Has Riley been overwhelmed by it all? Certainly doesn't seem like it.

"Same guy. Same guy, for sure," senior linebacker/defensive end Ogbonnia Okoronkwo said. "We know everything he says is for a reason."

Riley passes credit unto others while explaining his velvet transition to head coach. "The people around me in the program have handled it so well," Riley said. "That's made it smooth on me. I've enjoyed kind of diving into the different parts of it. I love the Xs and Os and coaching in the field, but I enjoy all the other parts of it, too."

Riley assumed control of a national powerhouse without the benefit of running his own spring practice.

He has been submerged in work since replacing Stoops. In addition to acquainting himself with an entire roster rather than just leading offensive players, Riley also dove head-first into recruiting, hired new assistant head coach/defensive tackles coach Ruffin McNeill (his former boss at Texas Tech and East Carolina), granted a slew of media requests (which included Big 12 Media Days last month in Frisco, Texas), partook in Meet the Sooners Day with fans on Saturday at Gaylord Family - Oklahoma Memorial Stadium, which was followed by the team's annual media day in the stadium.

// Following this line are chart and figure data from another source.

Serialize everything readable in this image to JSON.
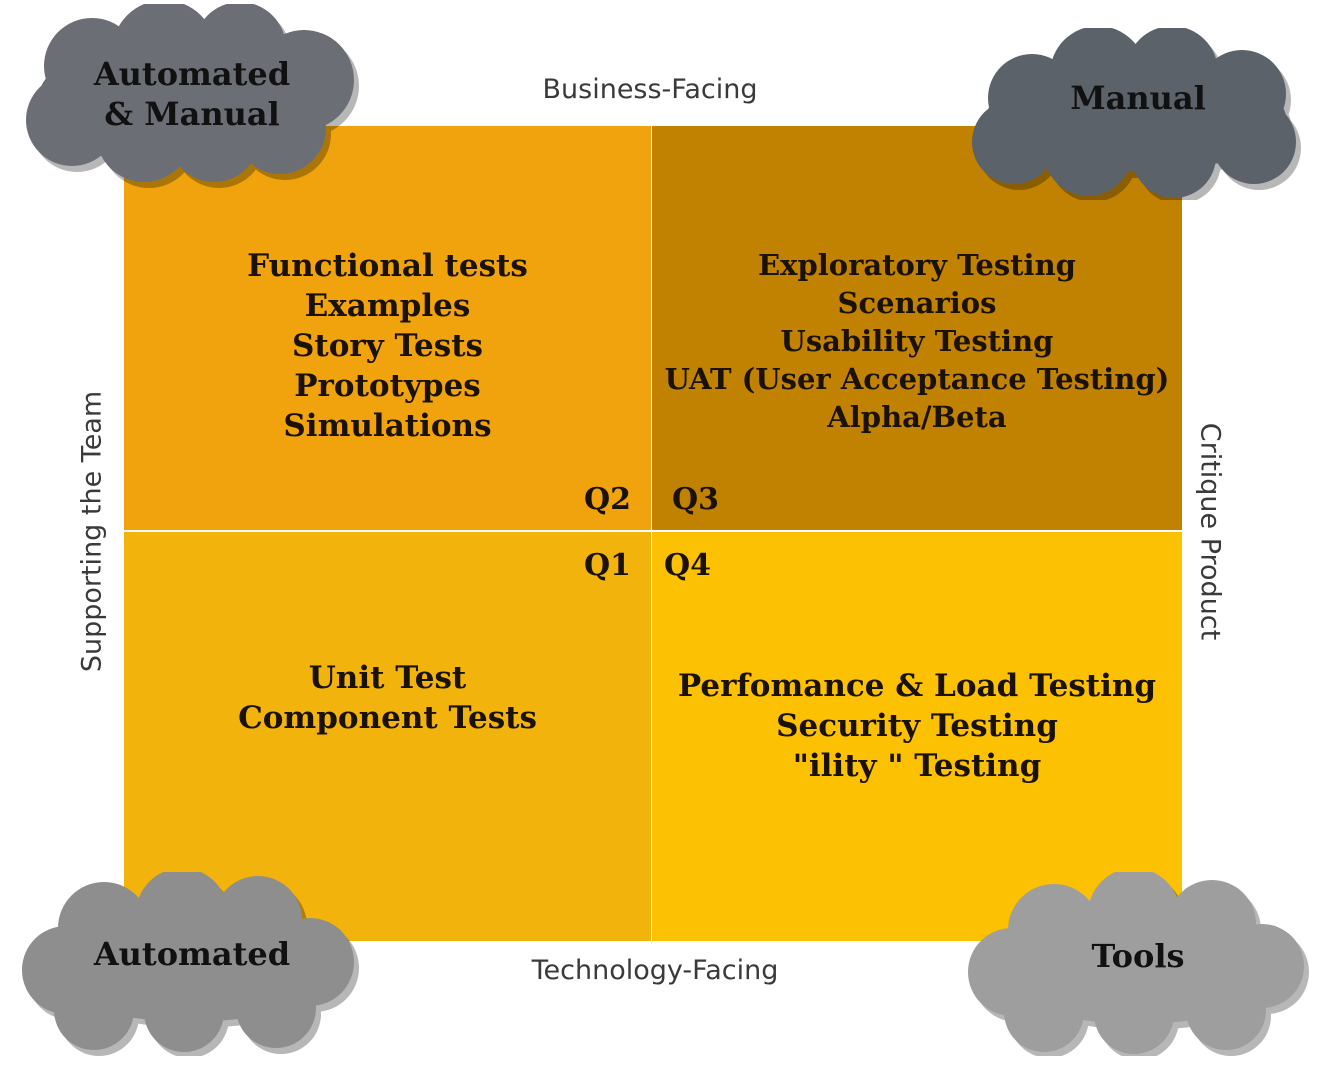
{
  "axes": {
    "top": "Business-Facing",
    "bottom": "Technology-Facing",
    "left": "Supporting the Team",
    "right": "Critique Product"
  },
  "quadrants": {
    "q2": {
      "label": "Q2",
      "color": "#f0a30c",
      "items": [
        "Functional tests",
        "Examples",
        "Story Tests",
        "Prototypes",
        "Simulations"
      ]
    },
    "q3": {
      "label": "Q3",
      "color": "#c18202",
      "items": [
        "Exploratory Testing",
        "Scenarios",
        "Usability Testing",
        "UAT (User Acceptance Testing)",
        "Alpha/Beta"
      ]
    },
    "q1": {
      "label": "Q1",
      "color": "#f1b30c",
      "items": [
        "Unit Test",
        "Component Tests"
      ]
    },
    "q4": {
      "label": "Q4",
      "color": "#fbc102",
      "items": [
        "Perfomance & Load Testing",
        "Security Testing",
        "\"ility \" Testing"
      ]
    }
  },
  "clouds": {
    "top_left": {
      "lines": [
        "Automated",
        "& Manual"
      ],
      "color": "#6b6f75"
    },
    "top_right": {
      "lines": [
        "Manual"
      ],
      "color": "#5c626a"
    },
    "bottom_left": {
      "lines": [
        "Automated"
      ],
      "color": "#8e8e8e"
    },
    "bottom_right": {
      "lines": [
        "Tools"
      ],
      "color": "#9e9e9e"
    }
  }
}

Riley said his winning expectations remain unchanged as head coach. "I feel the same amount that I did as the OC," Riley said. "You feel that at this place. It's not really anything that needs to be said. As a coach, I felt it the first time I walked in the door. I felt it when I came to interview here."

Perhaps most impressive, players agree the attributes they appreciated about Riley as an assistant have remained unchanged as head coach.

Mayfield said he has kept the same sales pitch whenever discussing Riley. "That's the thing I've always said to recruits and to anybody else. 'The person you meet is the person you're going to get as a coach,'" Mayfield said. "That's the most special thing you can get because you can build a relationship with him and it will be there throughout all phases of life."

Flowers said, "He's absolutely the same (person), and that's one of the things that I appreciate about him. He's stayed true. Whether we've had success after the game, whether we lost the game, he's been the same person."

"I don't think anything's changed about him, but I think his greatest attribute is relating to the players," Samia said. "He's a young guy, but he's also one of the smartest people I've been around. He's able to relate to the players and still get the job done."

"The person you meet is the person you're going to get as a coach."
- Baker Mayfield

Ward describes Riley as "a great listener. Most people think you probably can't talk to your head coach, but you can say anything to Coach Riley. He'll hear you out."

Okoronkwo echoed Ward and particularly appreciates Riley's open-door policy. "He's ready to listen to you anytime, any problem you have," Okoronkwo said. "Even if there's not a problem, he's ready just to talk. His door is open."

"I like his swagger," Beal said. "That's his swag and no one's going to change it for him. He can take this step on his own. In the back of my mind, I always thought he would make a good head coach."

Parker said of Riley, "What I appreciate most is just the way he handles things. Basically, it's the same as Coach Stoops, but it's a little bit more hands-on."

Meanwhile, Wren's admiration for his new head coach is multi-faceted. "The way he goes about things is a great example of how to be a man in life," Wren said.